Prata, Ouro, Alumínio, Lítio, Boro, Chumbo, Titânio, Bromo, Bário

 

A Carência de um único oligoelemento pode manifestar-se muitas vezes por
  • Estados de fadiga ou cansaço;
  • Apatia, dificuldade de concentração.

 

Se essa carência persistir, pouco a pouco, vão-se instaurando problemas mais graves
  • Patologias funcionais, reversíveis, tais como problemas hormonais;
  • Manifestações clínicas claras do défice;
  • Por último, patologias orgânicas, na maior parte das vezes, irreversíveis.

 

Causas da carência de oligoelementos
  • Má absorção intestinal
  • Alimentação desequilibrada
  • Ingestão excessiva de produtos refinados
  • Ingestão de oligoelementos antagonistas
  • Ingestão de metais pesados
  • Toma de antibióticos e de hormonas
  • Situações de stresse

 

Os oligoelementos influenciam e regulam a actividade enzimática, que influi no comportamento humano

A presença elevada de metais tóxicos no organismo, como, o chumbo, o cádmio, o arsénico e o mercúrio estão associados a desordens do comportamento porque interrompem o funcionamento neuroquímico e bioquímico do organismo.

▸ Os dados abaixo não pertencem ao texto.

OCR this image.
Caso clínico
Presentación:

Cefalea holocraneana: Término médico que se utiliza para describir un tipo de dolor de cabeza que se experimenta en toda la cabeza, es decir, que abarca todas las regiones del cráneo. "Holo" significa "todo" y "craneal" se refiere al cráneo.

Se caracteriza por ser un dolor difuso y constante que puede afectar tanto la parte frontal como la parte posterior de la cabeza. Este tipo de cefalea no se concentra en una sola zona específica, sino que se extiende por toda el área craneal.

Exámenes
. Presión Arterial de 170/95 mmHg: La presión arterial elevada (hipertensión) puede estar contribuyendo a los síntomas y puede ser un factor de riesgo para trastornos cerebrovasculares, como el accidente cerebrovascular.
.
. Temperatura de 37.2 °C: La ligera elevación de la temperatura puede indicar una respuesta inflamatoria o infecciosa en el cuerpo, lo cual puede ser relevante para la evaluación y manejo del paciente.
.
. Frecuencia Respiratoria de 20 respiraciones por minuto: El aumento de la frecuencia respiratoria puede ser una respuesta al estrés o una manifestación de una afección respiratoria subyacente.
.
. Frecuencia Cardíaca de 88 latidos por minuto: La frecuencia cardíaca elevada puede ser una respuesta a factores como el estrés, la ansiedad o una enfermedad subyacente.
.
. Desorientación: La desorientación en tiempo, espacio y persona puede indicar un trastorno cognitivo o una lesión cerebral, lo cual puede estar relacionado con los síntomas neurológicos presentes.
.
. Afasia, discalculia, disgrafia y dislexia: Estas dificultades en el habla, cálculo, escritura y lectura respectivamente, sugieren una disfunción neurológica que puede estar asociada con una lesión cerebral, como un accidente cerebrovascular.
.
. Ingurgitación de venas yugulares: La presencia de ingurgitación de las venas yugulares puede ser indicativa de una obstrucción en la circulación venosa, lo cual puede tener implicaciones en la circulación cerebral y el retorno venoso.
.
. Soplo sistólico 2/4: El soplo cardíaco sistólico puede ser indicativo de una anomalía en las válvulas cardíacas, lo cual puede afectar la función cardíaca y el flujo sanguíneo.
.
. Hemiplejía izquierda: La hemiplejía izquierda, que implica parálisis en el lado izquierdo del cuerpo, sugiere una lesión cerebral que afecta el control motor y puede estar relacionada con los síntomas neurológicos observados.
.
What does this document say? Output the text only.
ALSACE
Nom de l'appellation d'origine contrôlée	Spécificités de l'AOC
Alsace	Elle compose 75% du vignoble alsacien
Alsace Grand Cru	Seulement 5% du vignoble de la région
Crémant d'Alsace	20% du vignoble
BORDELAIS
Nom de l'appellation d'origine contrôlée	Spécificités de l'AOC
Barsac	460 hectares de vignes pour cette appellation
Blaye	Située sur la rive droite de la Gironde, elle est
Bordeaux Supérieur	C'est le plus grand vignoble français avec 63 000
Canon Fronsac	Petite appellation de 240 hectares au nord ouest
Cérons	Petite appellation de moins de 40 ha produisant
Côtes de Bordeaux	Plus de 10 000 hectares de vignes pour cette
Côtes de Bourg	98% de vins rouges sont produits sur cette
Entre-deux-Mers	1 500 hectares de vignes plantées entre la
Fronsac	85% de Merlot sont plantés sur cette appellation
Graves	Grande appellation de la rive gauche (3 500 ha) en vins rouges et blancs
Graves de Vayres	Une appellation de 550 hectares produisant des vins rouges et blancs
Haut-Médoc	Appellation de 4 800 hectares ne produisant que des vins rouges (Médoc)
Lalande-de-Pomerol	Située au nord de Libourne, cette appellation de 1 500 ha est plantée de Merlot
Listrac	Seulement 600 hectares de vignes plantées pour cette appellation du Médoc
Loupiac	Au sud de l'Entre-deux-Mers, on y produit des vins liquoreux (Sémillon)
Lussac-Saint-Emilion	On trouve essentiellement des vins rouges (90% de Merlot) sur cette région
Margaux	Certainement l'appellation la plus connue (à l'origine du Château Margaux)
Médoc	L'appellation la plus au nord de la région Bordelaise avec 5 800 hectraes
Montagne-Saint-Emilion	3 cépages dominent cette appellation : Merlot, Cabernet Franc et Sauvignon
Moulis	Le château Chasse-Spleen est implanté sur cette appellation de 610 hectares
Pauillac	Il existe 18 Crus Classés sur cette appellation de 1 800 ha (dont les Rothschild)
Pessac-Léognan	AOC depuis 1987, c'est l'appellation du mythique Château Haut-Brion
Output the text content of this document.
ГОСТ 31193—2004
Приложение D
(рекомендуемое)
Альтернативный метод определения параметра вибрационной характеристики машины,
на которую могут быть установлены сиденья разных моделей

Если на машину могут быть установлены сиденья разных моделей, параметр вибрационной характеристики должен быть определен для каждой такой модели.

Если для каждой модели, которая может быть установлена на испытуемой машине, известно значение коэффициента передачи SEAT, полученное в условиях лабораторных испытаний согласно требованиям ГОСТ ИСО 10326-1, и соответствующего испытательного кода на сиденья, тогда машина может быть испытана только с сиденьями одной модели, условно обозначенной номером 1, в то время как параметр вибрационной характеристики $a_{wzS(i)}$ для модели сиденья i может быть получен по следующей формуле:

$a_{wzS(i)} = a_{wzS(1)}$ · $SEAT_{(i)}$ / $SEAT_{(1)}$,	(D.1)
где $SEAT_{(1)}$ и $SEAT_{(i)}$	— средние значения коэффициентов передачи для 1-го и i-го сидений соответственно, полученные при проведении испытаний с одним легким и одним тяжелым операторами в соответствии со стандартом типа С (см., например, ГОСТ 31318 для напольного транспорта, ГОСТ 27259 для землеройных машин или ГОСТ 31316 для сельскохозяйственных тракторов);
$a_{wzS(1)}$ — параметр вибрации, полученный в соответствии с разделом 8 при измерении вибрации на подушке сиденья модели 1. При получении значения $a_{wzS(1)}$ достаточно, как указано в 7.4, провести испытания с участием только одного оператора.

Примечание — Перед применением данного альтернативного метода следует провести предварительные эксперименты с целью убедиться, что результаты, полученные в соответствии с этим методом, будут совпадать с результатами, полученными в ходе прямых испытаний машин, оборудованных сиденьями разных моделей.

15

O cádmio e o chumbo, por exemplo, estão associados a desequilíbrios cerebrais, porque tendem a acumular-se nas regiões do cérebro, responsáveis pelo funcionamento cognitivo e intelectual.

Vários estudos apontam para a relação entre a existência de elevados níveis de cádmio e de chumbo e a falta de memória, de concentração e hiperactividade.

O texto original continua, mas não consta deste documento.